Hagel participated in a town hall meeting with members of U.S. European Command based at Stuttgart, Germany, during the first stop of a trip that's focused on protecting U.S. interests, with a special emphasis on the Asia-Pacific region.
"I'm here today, and then I'll leave tomorrow to go to India and spend a couple of days there," he said. "And then on to Australia, where I'll meet with [Secretary of State John F. Kerry] for what's referred to as a 'two-plus-two' meeting." In those meetings, which occur regularly with various nations, the U.S. secretary of state and secretary of defense meet with their counterparts from another nation, Hagel explained.
The secretary told his Eucom audience that what they're doing, what they represent, and the challenges they face are connected to the Asia-Pacific region and every part of the world.
"We're living at one of these not just unprecedented and historic times, but interconnected, complicated times that require all of us to view what we're doing in a larger framework of responsibilities," he said. "It's a bigger scope than any of us have ever had to work in before, that presents new challenges."
Today's world also presents new complications, he added, as well as a tremendous number of new possibilities never before seen.
In times like this, as in times before, the secretary said, the quality of the Defense Department's people and leadership are important.
"It depends on a wise, steady view of how we come at our jobs every day," Hagel said. "And I think every now and then we all need to be reminded of that, because we are, as we should be, focused on what we're doing."
The secretary noted that Commerce Secretary Penny Pritzker visited India about a week ago to emphasize that U.S. and Indian interests are varied and common: stability, security, economics, possibilities and freedom.
"As you all know, India represents the largest democracy in the world," he said. "They just had an election. They have a new government. The new prime minister is coming to Washington to see President [Barack] Obama next month."
Hagel said he will visit the region to work specific issues, but added that "it's larger than that" because the area represents tremendous new opportunities and challenges.
"We need partners," he said. "We need relationships. That's the kind of world we live in, and that's the kind of world that we're going to be living in.
"In Australia, that relationship between our two countries has always been strong," he continued. "We share many, many common interests. And so, I look forward to having an opportunity to spend some time with the Australians and working through some of the big issues that we have together and certainly as specific powers representing the region."
The defense secretary laid out what he said are the three most important components of what the Defense Department is doing today and what its strategic interests are as reflected in the budget and the Quadrennial Defense Review: people, capabilities and partnerships.
"No institution can succeed or be what it can be without quality people," Hagel said. "[For] capabilities -- if we are going to ask our men and women to make sacrifices and do the things you all do every year, ... then we need to assure you that you'll have the capabilities that are required to stay ahead."
As far as partnerships are concerned, he said, continuing to build and enhance partners' capabilities is going on every day within NATO, in Europe, and also in Asia and the Pacific.

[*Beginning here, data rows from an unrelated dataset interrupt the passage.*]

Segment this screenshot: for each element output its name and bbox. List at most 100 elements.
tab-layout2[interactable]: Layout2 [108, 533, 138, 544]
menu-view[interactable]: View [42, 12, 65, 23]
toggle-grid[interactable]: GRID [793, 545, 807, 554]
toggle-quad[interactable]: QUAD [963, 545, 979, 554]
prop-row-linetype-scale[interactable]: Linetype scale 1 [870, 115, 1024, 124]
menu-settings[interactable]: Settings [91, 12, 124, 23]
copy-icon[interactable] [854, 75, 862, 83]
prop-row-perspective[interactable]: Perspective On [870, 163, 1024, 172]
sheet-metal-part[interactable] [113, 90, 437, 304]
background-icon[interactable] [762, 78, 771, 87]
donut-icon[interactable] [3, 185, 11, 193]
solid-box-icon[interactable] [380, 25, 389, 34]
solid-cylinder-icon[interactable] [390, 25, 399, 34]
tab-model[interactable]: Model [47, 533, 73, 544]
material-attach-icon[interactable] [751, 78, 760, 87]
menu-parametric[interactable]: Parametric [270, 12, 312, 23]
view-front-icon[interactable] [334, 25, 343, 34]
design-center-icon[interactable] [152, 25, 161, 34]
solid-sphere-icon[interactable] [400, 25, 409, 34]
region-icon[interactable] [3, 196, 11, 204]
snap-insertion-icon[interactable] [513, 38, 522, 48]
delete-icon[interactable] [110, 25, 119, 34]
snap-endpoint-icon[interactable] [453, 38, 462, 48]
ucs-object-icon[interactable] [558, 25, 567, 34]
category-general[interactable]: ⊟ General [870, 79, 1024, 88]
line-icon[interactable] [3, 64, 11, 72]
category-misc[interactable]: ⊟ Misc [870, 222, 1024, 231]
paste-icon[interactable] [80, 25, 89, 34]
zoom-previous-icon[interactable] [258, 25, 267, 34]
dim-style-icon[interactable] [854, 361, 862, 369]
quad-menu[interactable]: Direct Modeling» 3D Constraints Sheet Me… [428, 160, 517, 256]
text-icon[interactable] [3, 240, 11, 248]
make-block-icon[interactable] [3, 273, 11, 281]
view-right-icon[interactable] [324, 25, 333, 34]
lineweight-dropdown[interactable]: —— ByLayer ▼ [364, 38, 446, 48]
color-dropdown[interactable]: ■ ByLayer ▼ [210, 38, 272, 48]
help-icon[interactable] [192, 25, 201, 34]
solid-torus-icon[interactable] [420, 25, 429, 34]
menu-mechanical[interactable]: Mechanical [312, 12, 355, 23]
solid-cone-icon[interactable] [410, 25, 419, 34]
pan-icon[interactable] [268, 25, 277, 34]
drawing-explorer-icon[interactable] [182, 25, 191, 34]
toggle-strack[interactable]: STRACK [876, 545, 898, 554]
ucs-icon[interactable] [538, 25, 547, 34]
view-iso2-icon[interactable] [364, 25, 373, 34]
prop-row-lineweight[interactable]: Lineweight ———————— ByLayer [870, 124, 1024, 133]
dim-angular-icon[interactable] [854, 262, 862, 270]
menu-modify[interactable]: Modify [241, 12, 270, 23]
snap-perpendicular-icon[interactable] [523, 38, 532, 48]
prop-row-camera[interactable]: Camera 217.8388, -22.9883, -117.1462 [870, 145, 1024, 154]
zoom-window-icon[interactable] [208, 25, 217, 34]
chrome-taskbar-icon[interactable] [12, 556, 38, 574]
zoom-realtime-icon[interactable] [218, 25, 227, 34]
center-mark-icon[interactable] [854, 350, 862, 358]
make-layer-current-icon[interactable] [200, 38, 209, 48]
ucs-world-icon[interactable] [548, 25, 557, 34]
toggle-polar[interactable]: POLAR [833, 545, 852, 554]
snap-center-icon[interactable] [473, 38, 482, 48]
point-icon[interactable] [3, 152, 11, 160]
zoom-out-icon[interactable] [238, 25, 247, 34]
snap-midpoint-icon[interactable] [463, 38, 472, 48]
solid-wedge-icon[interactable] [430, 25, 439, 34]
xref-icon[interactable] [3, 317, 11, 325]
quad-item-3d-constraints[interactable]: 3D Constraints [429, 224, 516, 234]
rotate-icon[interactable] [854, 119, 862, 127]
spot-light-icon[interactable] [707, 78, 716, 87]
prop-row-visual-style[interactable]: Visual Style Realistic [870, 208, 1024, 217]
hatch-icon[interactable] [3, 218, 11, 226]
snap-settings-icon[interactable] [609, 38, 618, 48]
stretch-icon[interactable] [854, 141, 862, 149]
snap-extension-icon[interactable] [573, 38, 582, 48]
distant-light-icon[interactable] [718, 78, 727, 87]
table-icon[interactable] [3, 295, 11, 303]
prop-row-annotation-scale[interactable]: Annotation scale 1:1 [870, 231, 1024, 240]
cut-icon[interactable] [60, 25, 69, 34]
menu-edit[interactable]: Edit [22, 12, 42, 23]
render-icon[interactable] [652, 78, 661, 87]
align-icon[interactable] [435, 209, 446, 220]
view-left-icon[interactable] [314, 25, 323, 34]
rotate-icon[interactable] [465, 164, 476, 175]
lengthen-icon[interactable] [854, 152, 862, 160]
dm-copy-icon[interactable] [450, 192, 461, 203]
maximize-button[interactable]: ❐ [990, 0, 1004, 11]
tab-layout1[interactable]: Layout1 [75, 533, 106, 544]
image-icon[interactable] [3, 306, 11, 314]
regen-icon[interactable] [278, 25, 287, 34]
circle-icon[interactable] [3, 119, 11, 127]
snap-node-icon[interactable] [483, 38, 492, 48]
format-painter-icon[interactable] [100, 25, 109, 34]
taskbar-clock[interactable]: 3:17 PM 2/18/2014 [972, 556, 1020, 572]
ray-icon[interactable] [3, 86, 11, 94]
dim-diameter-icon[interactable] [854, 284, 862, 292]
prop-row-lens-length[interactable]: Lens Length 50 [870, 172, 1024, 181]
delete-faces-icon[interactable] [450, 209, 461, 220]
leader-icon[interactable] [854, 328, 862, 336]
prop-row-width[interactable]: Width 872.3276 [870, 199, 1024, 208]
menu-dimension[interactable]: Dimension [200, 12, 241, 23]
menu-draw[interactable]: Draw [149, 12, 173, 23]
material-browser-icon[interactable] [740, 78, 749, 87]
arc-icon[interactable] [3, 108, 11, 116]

Hagel pointed to the partnership with Australia as a good example, noting joint exercises and a rotational U.S. Marine presence in Australia.
"We've ... recently signed an agreement with the Philippines to have a new rotational opportunity and agreement to use a couple of their bases," he added. "So the more that we can help build the capacities and capabilities of our partners all over the world, that gives them more of an opportunity not just to defend themselves and their interests, but [also to focus] on mutual interests."
Security and stability are the mutual interests all nations share, Hagel said, and those interests "give us all an opportunity to succeed and give our people opportunities to do better in their lives, educate their children and give everybody a possibility for a better life with individual liberty."
Today's challenging times shouldn't surprise anyone, the secretary said, noting that as the world continues to grow larger with more than 7 billion global citizens, boundaries essentially are meaningless when it comes to opportunities and threats.
"We're all going to live together, and we're going to have to find ways to deal with each other," he said. "And what you do every day in our military, in our national security apparatus, is not the only a building block, but it's a very important foundational piece of assuring that stability and security in the world."
Hagel acknowledged that it's not always easy to look beyond the tasks of the day to take in the big picture.
"I think because we all are so focused on what we do every day, occasionally, we don't remind ourselves enough of the bigger scope and responsibilities of what we have and why we do what we do," he said. "These times in history don't come very often. And when you're all sitting at a beach somewhere or whatever you like to do, with your grandchildren on your laps, you'll tell them about this time. You'll have an awful lot to say, and I think you'll have a lot to say in a very prideful way of how you did this. I think that's the kind of time in which we find ourselves."
Hagel expressed his appreciation to the audience and to their families for what they do.
"I'm personally very proud to be part of your team, to be part of what you're doing," he said. "And it's a great privilege to be doing what we're doing because not many people ever have a chance to make this kind of a difference in what they do in their lives."